Tja, er schorde wat aan deze show. Jammer, want wie tuk is op bombastische postpunk met stadiontics, vol kamerbrede refreinen, heeft een vette kluif aan Editors. ‘A Ton Of Love’ had niet misstaan op Torhout-Werchter in het midden van de jaren tachtig, links van Bono, rechts van Jim Kerr. Smith zong met de overgave van een dolgedraaide sjamaan. ‘Violence’, het door ninetiestechno gestutte titelnummer van de nieuwe plaat, koketteerde met naar zuurstof snakkende pathetiek. De spierballen waren die van Faithless, het theater dat van Depeche Mode. Alleen: waarom klitten al die forse instrumentpartijen niet samen tot een massieve sound die onze botten tegen het plafond blies?

Binnenkopper

‘Hallelujah (So Low)’, ook een fraai nieuwtje, bleef ter plaatse ploeteren. ‘Formaldehyde’ was keurig maar vergat de gensters, de spetters en de sprankels. Daar kon een sporadisch vonkende vuurwerkpijl niets aan verhelpen. Het oudje ‘Lights’, dat live akelig dicht bij Interpol kwam, werd genekt door de slechte akoestiek. Uit diezelfde periode (die van het debuut The Back Room) kwamen ook ‘Munich’ en ‘Blood’, geweldige songs die over de hoofden van het publiek cirkelden en er vreemd genoeg niet in slaagden te landen. De zich in overachting verliezende Smith moet toen ook in het snotje hebben gekregen dat de euforie in de zaal uitbleef.
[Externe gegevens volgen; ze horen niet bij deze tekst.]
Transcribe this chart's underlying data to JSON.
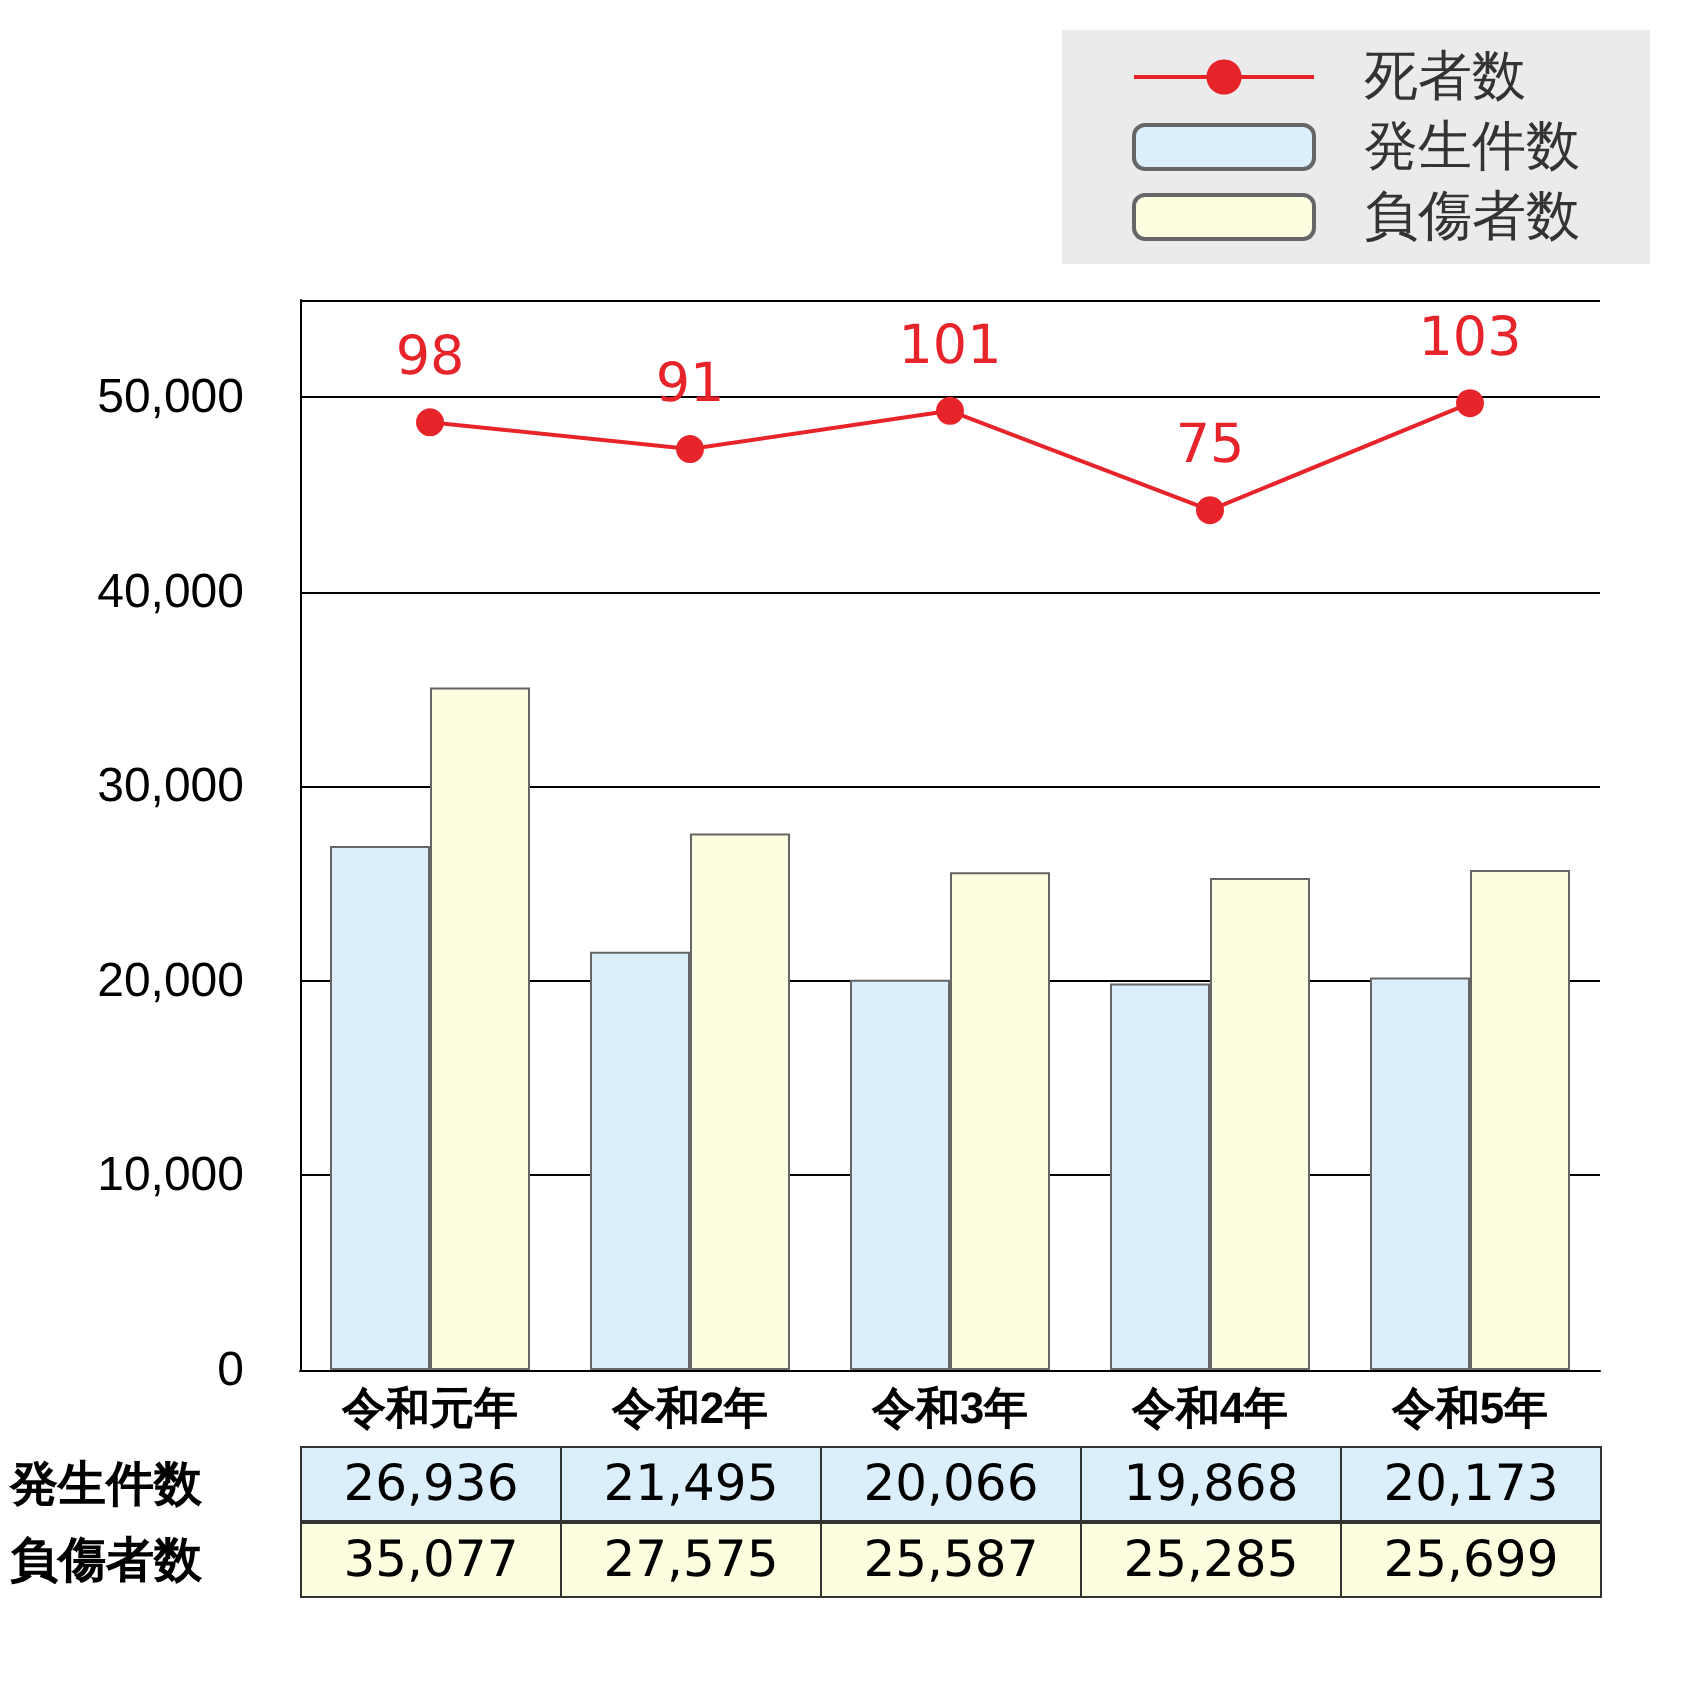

Waarom sprongen de mensen voor en achter ons niet als bezetenen uit hun stoeltje tijdens de vele hits, zoals we al zo vaak meemaakten in diezelfde kuip?
Editors in het Sportpaleis.Beeld Wouter Van Vooren

Hij beet zich door ‘An End Has A Start’, dat wél robuust en assertief met veel pluimen ging lopen. ‘Eat Raw Meat = Blood Drool’, ook zo’n verdomd slim geconstrueerde popsong, kreeg ook meer bijval, vooral omdat de groepsleden het publiek aanmaanden om wild met de armen te zwaaien. Tijdens een weerspannig ‘Nothingness’ zong Smith wanhopig “I'm not here for the show / I’m not buying it”. Kopt u ‘em binnen of zullen wij het doen?

Je ne sais quoi

Maar kijk, ‘The Racing Rats’ had dan weer het schuim op de lippen en trappelde van ongeduld. De puike nieuwe single ‘Magazine’ werd overgoten met bloedrood spotlicht en joeg elektriciteit door de lichamen van de fans. Eindelijk. ‘Papillon’ zat helemaal snor: opgepompt, opgefokt en ondersteund door een koor van duizend enthousiastelingen. Zou het een opluchting zijn geweest voor Smith?

Sceptici hebben Editors al veel verweten. Dat ze niet authentiek zijn, bijvoorbeeld. Of te theatraal, of niet avontuurlijk genoeg. Het zal de band en zijn fans worst wezen. Alleen: bij een hopeloos middelmatig en sporadisch futloos concert heeft niemand baat. Had Editors beter in de Lotto Arena of Vorst Nationaal gestaan? Wellicht. Hadden ze hun dagje niet? Zou kunnen. Ontberen ze voorlopig het je ne sais quoi om even genadeloos en larger than life uit de hoek te kunnen komen als U2 en Coldplay? Daar lijkt het wel op. Revanche op TW Classic dan maar?